The clearest of several instances comes when he refers to the eventual removal of Lee as having been forced by the City fans and gives Dante Friend, who incidentally wrote the book's foreword, an uncritical platform to recount the aims and activities of the Free the Manchester 30,000 movement. Lee may have become an unpopular figure after four disastrous years but he showed no sign of being swayed from his determination to remain chairman by supporter pressure. I firmly believe (and am confident that most sensible observers would agree) that boardroom politics were the only reason for his demise, and I doubt that City historians of the future will record Free the 30,000 as having been instrumental in anything at all. In similar vein, Shaw's treatment of McDonald and Donn is totally uncritical, while the fan on the board issue is given a very lengthy airing when to me (and I suspect most City fans) it would merit only a footnote in the chronicles of the Lee years.

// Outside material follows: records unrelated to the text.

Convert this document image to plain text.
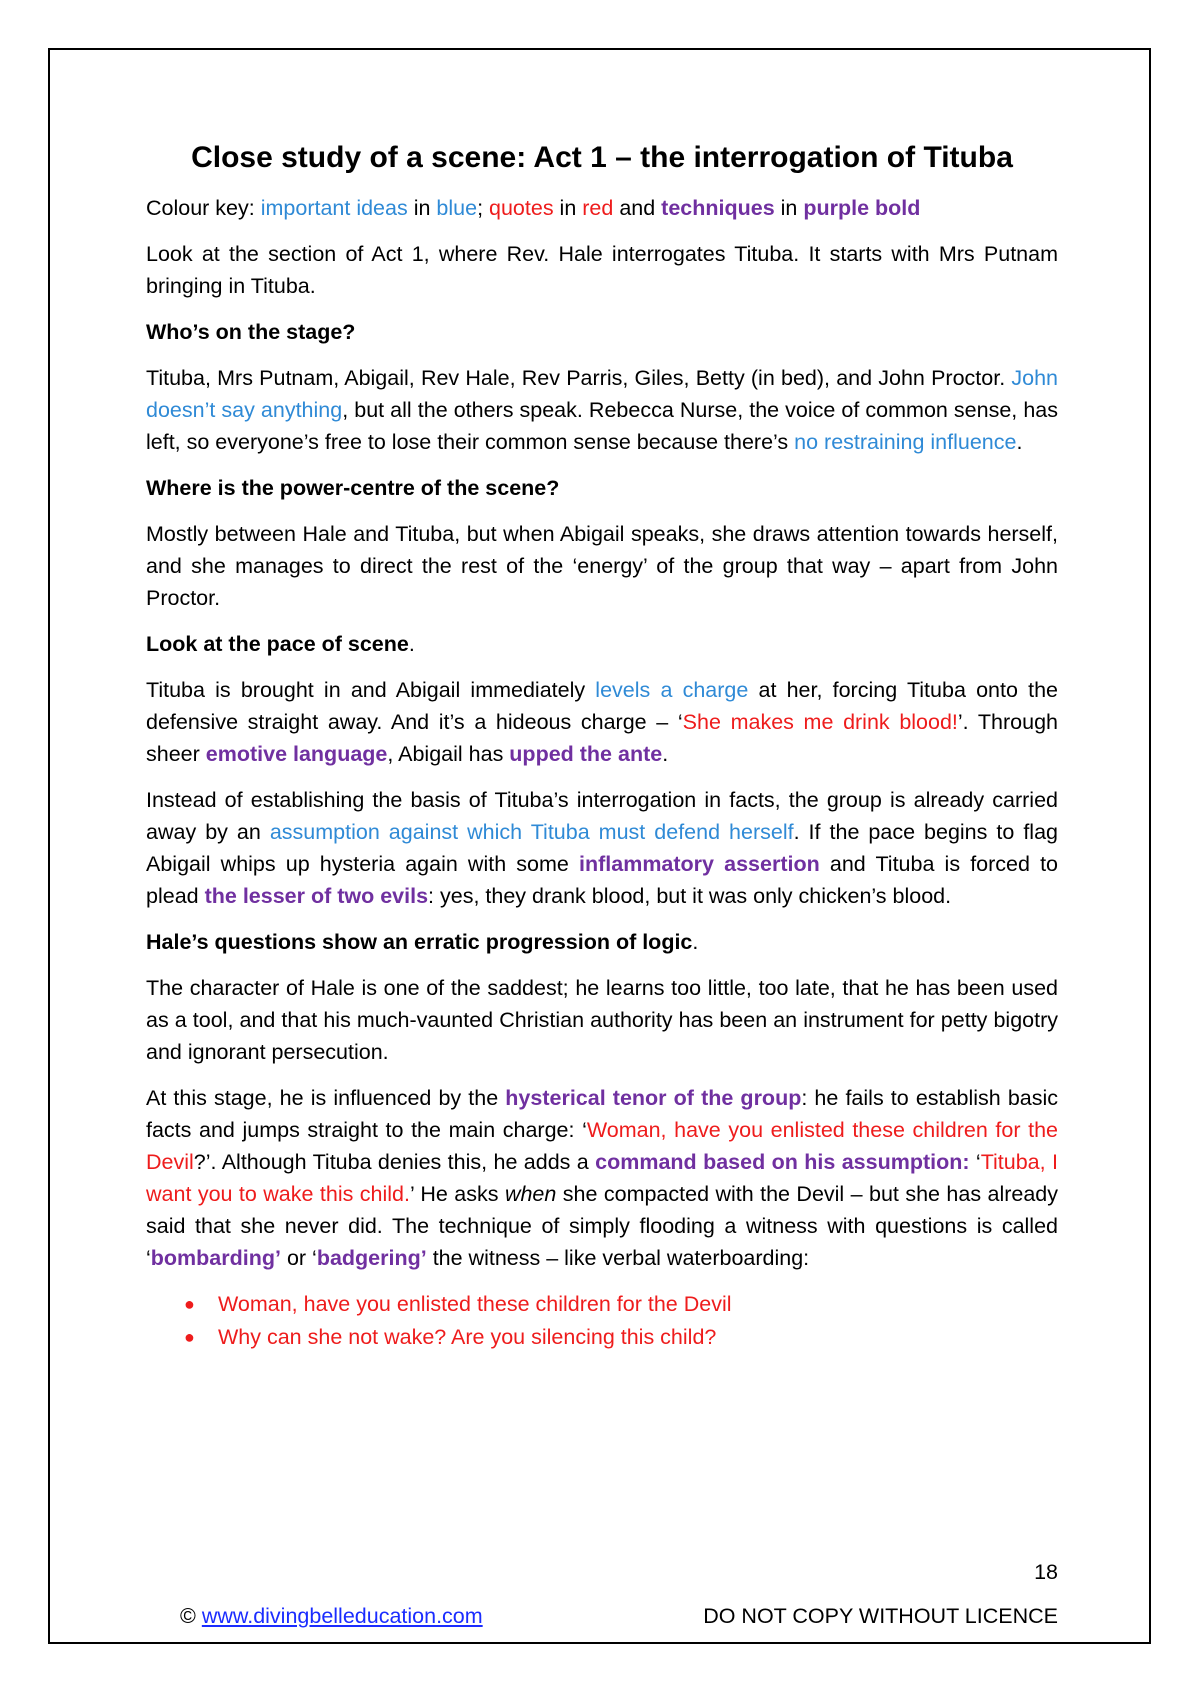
Close study of a scene: Act 1 – the interrogation of Tituba

Colour key: important ideas in blue; quotes in red and techniques in purple bold

Look at the section of Act 1, where Rev. Hale interrogates Tituba. It starts with Mrs Putnam bringing in Tituba.

Who’s on the stage?

Tituba, Mrs Putnam, Abigail, Rev Hale, Rev Parris, Giles, Betty (in bed), and John Proctor. John doesn’t say anything, but all the others speak. Rebecca Nurse, the voice of common sense, has left, so everyone’s free to lose their common sense because there’s no restraining influence.

Where is the power-centre of the scene?

Mostly between Hale and Tituba, but when Abigail speaks, she draws attention towards herself, and she manages to direct the rest of the ‘energy’ of the group that way – apart from John Proctor.

Look at the pace of scene.

Tituba is brought in and Abigail immediately levels a charge at her, forcing Tituba onto the defensive straight away. And it’s a hideous charge – ‘She makes me drink blood!’. Through sheer emotive language, Abigail has upped the ante.

Instead of establishing the basis of Tituba’s interrogation in facts, the group is already carried away by an assumption against which Tituba must defend herself. If the pace begins to flag Abigail whips up hysteria again with some inflammatory assertion and Tituba is forced to plead the lesser of two evils: yes, they drank blood, but it was only chicken’s blood.

Hale’s questions show an erratic progression of logic.

The character of Hale is one of the saddest; he learns too little, too late, that he has been used as a tool, and that his much-vaunted Christian authority has been an instrument for petty bigotry and ignorant persecution.

At this stage, he is influenced by the hysterical tenor of the group: he fails to establish basic facts and jumps straight to the main charge: ‘Woman, have you enlisted these children for the Devil?’. Although Tituba denies this, he adds a command based on his assumption: ‘Tituba, I want you to wake this child.’ He asks when she compacted with the Devil – but she has already said that she never did. The technique of simply flooding a witness with questions is called ‘bombarding’ or ‘badgering’ the witness – like verbal waterboarding:

● Woman, have you enlisted these children for the Devil
● Why can she not wake? Are you silencing this child?
18
© www.divingbelleducation.com	DO NOT COPY WITHOUT LICENCE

The weakness is magnified as all of Shaw's interviewees would naturally be expected to be fairly hostile to the Lee regime and there's a consequent lack of balance. The point isn't whether Shaw is right or wrong in condemning Lee, but if he wants to take this stance he should examine what mitigating arguments Lee might offer and explain why he rejects them. Moreover, Shaw tends to ignore completely any episodes where none of his interviewees can provide any insight. For example, there was protracted takeover speculation in the summer and autumn of 1996 and a question I've had ever since is whether any interested party could credibly have offered the club an injection of funds and a new direction. If so, was Lee receptive or obstructive? My own judgement of Lee could change significantly depending on the answers. It doesn't even occur to Shaw to ask the questions.

Despite these very major criticisms, it would be unfair to say that the book has no redeeming feature. Shaw had access to people with an interesting insight and this is the saving grace of "Cups for Cock-Ups". The interviews with Donn (if you can cut your way through the gushing descriptions of his LA Law-style offices on Deansgate(!) and his plans for a glittering, continental-style academy of footballing science in Moss Side) and McDonald shed light on two men who could easily have become City chairman. In particular, the information surrounding McDonald's first bid for City is new and illuminating. I never knew, for instance, that after concluding a deal to buy a 52% holding in the club, McDonald had not only set up the White/Rocastle swap deal which went through a couple of weeks later, but had also arranged for Noel Whelan to come to Maine Road as part of the package. On the other hand, nine quid is a lot to pay for a book whose major merit is a couple of mildly interesting pieces of new information.

One of the reviews of the Alex Fynn book said it was a benchmark against which all football books of its type could be judged, and as I think that's a fair comment, I'll end by comparing it to Shaw's efforts. For £6.99, Fynn offers over 400 pages well-written and well-argued insight into the modern game at top level, from a man whose background makes him well worth listening to on the topic. For £8.99, Shaw offers 170 pages which don't even begin to approach a similar standard, with unsatisfactory reasoning to back up fairly mundane conclusions - that Swales mismanaged the club, Lee didn't have enough money, couldn't get rid of some people who needed to be removed and made some mistakes (tell us something we don't know!). I expressed the view that there's a great book begging to be written about City's torments - there's certainly scope for an authoritative and compelling treatment of a decline which has been swift, dramatic and brutally disappointing. Unfortunately, "Cups for Cock-Ups" is well wide of the mark.